Maximal degree variational principles

TL;DR

This paper develops a variational principle for identifying certain vector fields on manifolds, especially volume-preserving ones, using maximal degree differential forms, linking geometric structures to variational calculus.

Contribution

It introduces a variational framework for vector fields via maximal degree forms, providing a new characterization of volume-preserving fields and their relation to differential forms.

Findings

Unique vector fields correspond to variational principles for k=n-2.

Any vector field satisfying i_X(dθ)=0 admits a variational characterization.

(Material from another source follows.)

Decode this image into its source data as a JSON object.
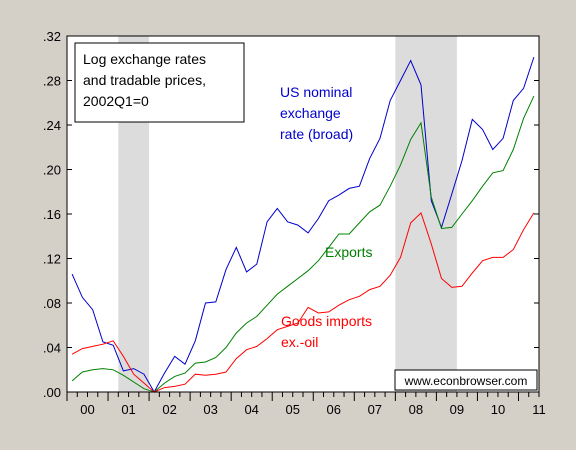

Liouville vector fields on phase space have associated variational principles.

Abstract

Let $M$ be smooth $n$-dimensional manifold, fibered over a $k$-dimensional submanifold $B$ as $\pi:M \to B$, and $\vartheta \in \Lambda^k (M)$; one can consider the functional on sections $\phi$ of the bundle $\pi$ defined by $\int_D \phi^* (\vartheta)$, with $D$ a domain in $B$. We show that for $k = n-2$ the variational principle based on this functional identifies a unique (up to multiplication by a smooth function) nontrivial vector field in $M$, i.e. a system of ODEs. Conversely, any vector field $X$ on $M$ satisfying $i_X ({\rm d} \vartheta) = 0$ for some $\vartheta \in \Lambda^{n-2} (M)$ admits such a variational characterization. We consider the general case, and also the particular case $M = P \times R$ where one of the variables (the time) has a distinguished role; in this case our results imply that any Liouville (volume-preserving) vector field on the phase space $P$ admits a variational principle of the kind considered here.